Et qu’on ne dise pas que l’état remplit tous ses devoirs en reconnaissant aux particuliers le droit d’ouvrir des écoles libres à côté de ses écoles. Un enseignement d’état, institué au nom de la société tout entière et aux frais de tous les contribuables, doit être suffisamment large pour s’ouvrir à toutes les catégories de citoyens, quelle que soit la diversité de leurs croyances. Il manquerait à sa destination, s’il cherchait sa base dans les dogmes d’une église, lors même que cette église embrasserait la majorité des citoyens ; il n’y manquerait pas moins s’il prenait parti contre la foi d’une des églises dont l’état s’est engagé à respecter et à protéger la liberté. En fait, d’ailleurs, la liberté d’enseignement n’est placée nulle part dans toutes les conditions de la libre concurrence. Elle ne lutte parmi nous à chances presque égales contre l’enseignement de l’état que dans l’instruction secondaire. Elle ne s’est fait qu’une place très médiocre dans l’instruction supérieure, et si elle a, depuis longtemps, un rôle considérable dans l’instruction primaire, le plus grand nombre des petites communes lui reste fermé.

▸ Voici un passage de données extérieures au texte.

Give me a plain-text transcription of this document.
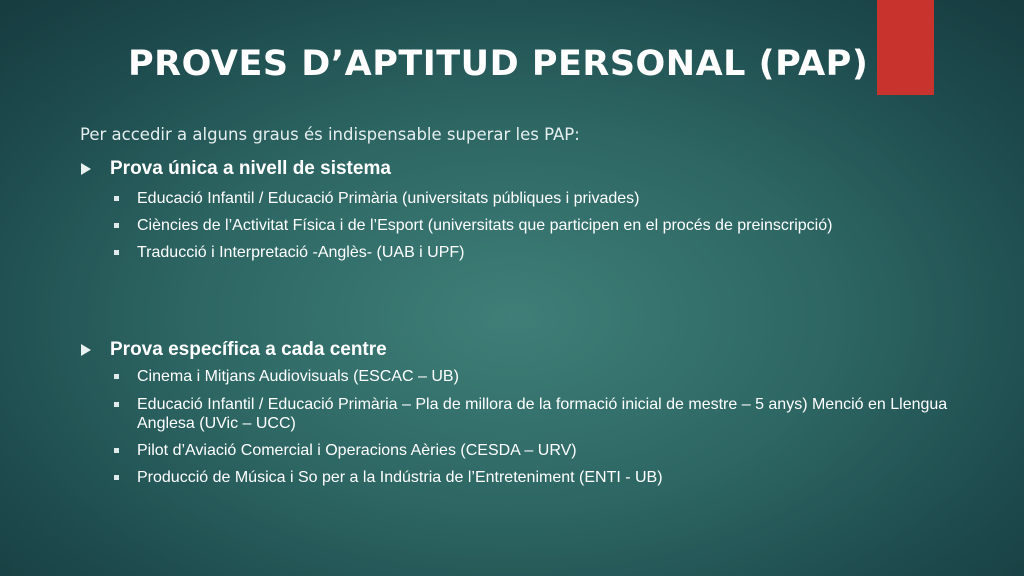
PROVES D’APTITUD PERSONAL (PAP)
Per accedir a alguns graus és indispensable superar les PAP:
Prova única a nivell de sistema
Educació Infantil / Educació Primària (universitats públiques i privades)
Ciències de l’Activitat Física i de l’Esport (universitats que participen en el procés de preinscripció)
Traducció i Interpretació -Anglès- (UAB i UPF)
Prova específica a cada centre
Cinema i Mitjans Audiovisuals (ESCAC – UB)
Educació Infantil / Educació Primària – Pla de millora de la formació inicial de mestre – 5 anys) Menció en Llengua Anglesa (UVic – UCC)
Pilot d’Aviació Comercial i Operacions Aèries (CESDA – URV)
Producció de Música i So per a la Indústria de l’Entreteniment (ENTI - UB)
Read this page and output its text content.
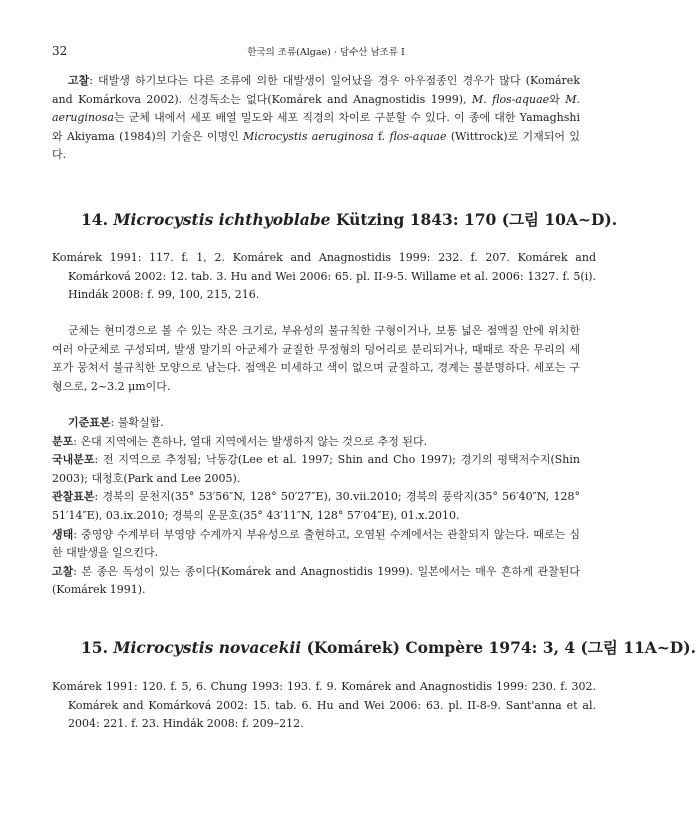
32	한국의 조류(Algae) · 담수산 남조류 I

고찰: 대발생 하기보다는 다른 조류에 의한 대발생이 일어났을 경우 아우점종인 경우가 많다 (Komárek and Komárkova 2002). 신경독소는 없다(Komárek and Anagnostidis 1999), M. flos-aquae와 M. aeruginosa는 군체 내에서 세포 배열 밀도와 세포 직경의 차이로 구분할 수 있다. 이 종에 대한 Yamaghshi와 Akiyama (1984)의 기술은 이명인 Microcystis aeruginosa f. flos-aquae (Wittrock)로 기재되어 있다.

14. Microcystis ichthyoblabe Kützing 1843: 170 (그림 10A~D).

Komárek 1991: 117. f. 1, 2. Komárek and Anagnostidis 1999: 232. f. 207. Komárek and Komárková 2002: 12. tab. 3. Hu and Wei 2006: 65. pl. II-9-5. Willame et al. 2006: 1327. f. 5(i). Hindák 2008: f. 99, 100, 215, 216.

군체는 현미경으로 볼 수 있는 작은 크기로, 부유성의 불규칙한 구형이거나, 보통 넓은 점액질 안에 위치한 여러 아군체로 구성되며, 발생 말기의 아군체가 균질한 무정형의 덩어리로 분리되거나, 때때로 작은 무리의 세포가 뭉쳐서 불규칙한 모양으로 남는다. 점액은 미세하고 색이 없으며 균질하고, 경계는 불분명하다. 세포는 구형으로, 2~3.2 μm이다.

기준표본: 불확실함.
분포: 온대 지역에는 흔하나, 열대 지역에서는 발생하지 않는 것으로 추정 된다.
국내분포: 전 지역으로 추정됨; 낙동강(Lee et al. 1997; Shin and Cho 1997); 경기의 평택저수지(Shin 2003); 대청호(Park and Lee 2005).
관찰표본: 경북의 문천지(35° 53′56″N, 128° 50′27″E), 30.vii.2010; 경북의 풍락지(35° 56′40″N, 128° 51′14″E), 03.ix.2010; 경북의 운문호(35° 43′11″N, 128° 57′04″E), 01.x.2010.
생태: 중영양 수계부터 부영양 수계까지 부유성으로 출현하고, 오염된 수계에서는 관찰되지 않는다. 때로는 심한 대발생을 일으킨다.
고찰: 본 종은 독성이 있는 종이다(Komárek and Anagnostidis 1999). 일본에서는 매우 흔하게 관찰된다(Komárek 1991).

15. Microcystis novacekii (Komárek) Compère 1974: 3, 4 (그림 11A~D).

Komárek 1991: 120. f. 5, 6. Chung 1993: 193. f. 9. Komárek and Anagnostidis 1999: 230. f. 302. Komárek and Komárková 2002: 15. tab. 6. Hu and Wei 2006: 63. pl. II-8-9. Sant'anna et al. 2004: 221. f. 23. Hindák 2008: f. 209–212.
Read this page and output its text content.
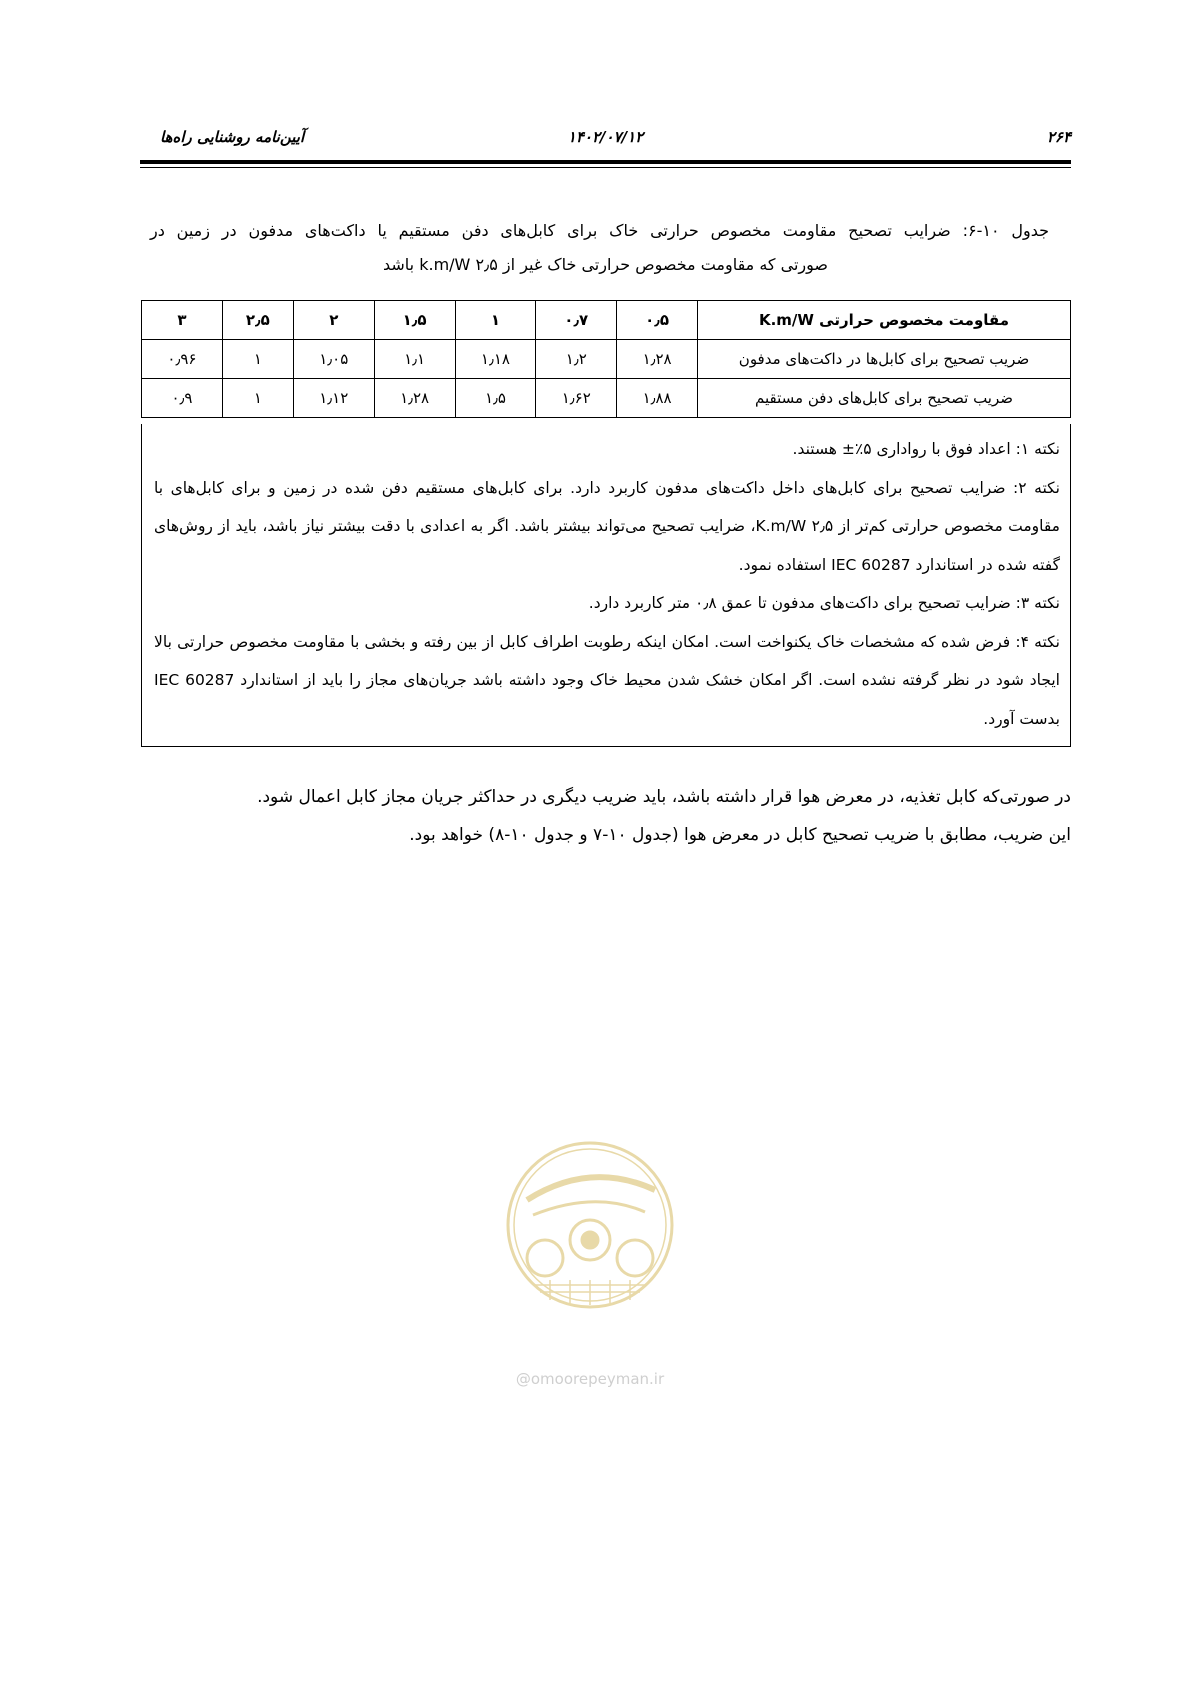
۲۶۴
۱۴۰۲/۰۷/۱۲
آیین‌نامه روشنایی راه‌ها
جدول ۱۰-۶: ضرایب تصحیح مقاومت مخصوص حرارتی خاک برای کابل‌های دفن مستقیم یا داکت‌های مدفون در زمین در
صورتی که مقاومت مخصوص حرارتی خاک غیر از k.m/W ۲٫۵ باشد
مقاومت مخصوص حرارتی K.m/W	۰٫۵	۰٫۷	۱	۱٫۵	۲	۲٫۵	۳
ضریب تصحیح برای کابل‌ها در داکت‌های مدفون	۱٫۲۸	۱٫۲	۱٫۱۸	۱٫۱	۱٫۰۵	۱	۰٫۹۶
ضریب تصحیح برای کابل‌های دفن مستقیم	۱٫۸۸	۱٫۶۲	۱٫۵	۱٫۲۸	۱٫۱۲	۱	۰٫۹

نکته ۱: اعداد فوق با رواداری ۵٪± هستند.

نکته ۲: ضرایب تصحیح برای کابل‌های داخل داکت‌های مدفون کاربرد دارد. برای کابل‌های مستقیم دفن شده در زمین و برای کابل‌های با مقاومت مخصوص حرارتی کم‌تر از K.m/W ۲٫۵، ضرایب تصحیح می‌تواند بیشتر باشد. اگر به اعدادی با دقت بیشتر نیاز باشد، باید از روش‌های گفته شده در استاندارد IEC 60287 استفاده نمود.

نکته ۳: ضرایب تصحیح برای داکت‌های مدفون تا عمق ۰٫۸ متر کاربرد دارد.

نکته ۴: فرض شده که مشخصات خاک یکنواخت است. امکان اینکه رطوبت اطراف کابل از بین رفته و بخشی با مقاومت مخصوص حرارتی بالا ایجاد شود در نظر گرفته نشده است. اگر امکان خشک شدن محیط خاک وجود داشته باشد جریان‌های مجاز را باید از استاندارد IEC 60287 بدست آورد.

در صورتی‌که کابل تغذیه، در معرض هوا قرار داشته باشد، باید ضریب دیگری در حداکثر جریان مجاز کابل اعمال شود.

این ضریب، مطابق با ضریب تصحیح کابل در معرض هوا (جدول ۱۰-۷ و جدول ۱۰-۸) خواهد بود.

@omoorepeyman.ir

L’enseignement philosophique ne touche pas seulement à l’ordre religieux; il touche, par la morale sociale, à l’ordre politique. Ici, à ne considérer que la rigueur abstraite des principes, nul conflit ne devrait être à craindre. L’ordre politique, reposant lui-même sur une base philosophique, n’a pas le droit de se soustraire aux controverses de la philosophie. La plus large tolérance devrait être sa loi, et ceux mêmes qui enseignent au nom de l’état n’en devraient pas être exceptés. La société moderne, la société laïque est essentiellement progressive. Elle demande ses progrès, dans le présent, aux libres discussions et aux libres efforts des générations actuelles ; elle est intéressée à préparer, en vue de ses progrès futurs, les libres discussions et les libres efforts des nouvelles générations. Voilà la théorie, et elle s’appliquerait sans obstacle, si la société, suivant le rêve des anarchistes, pouvait se passer d’un gouvernement.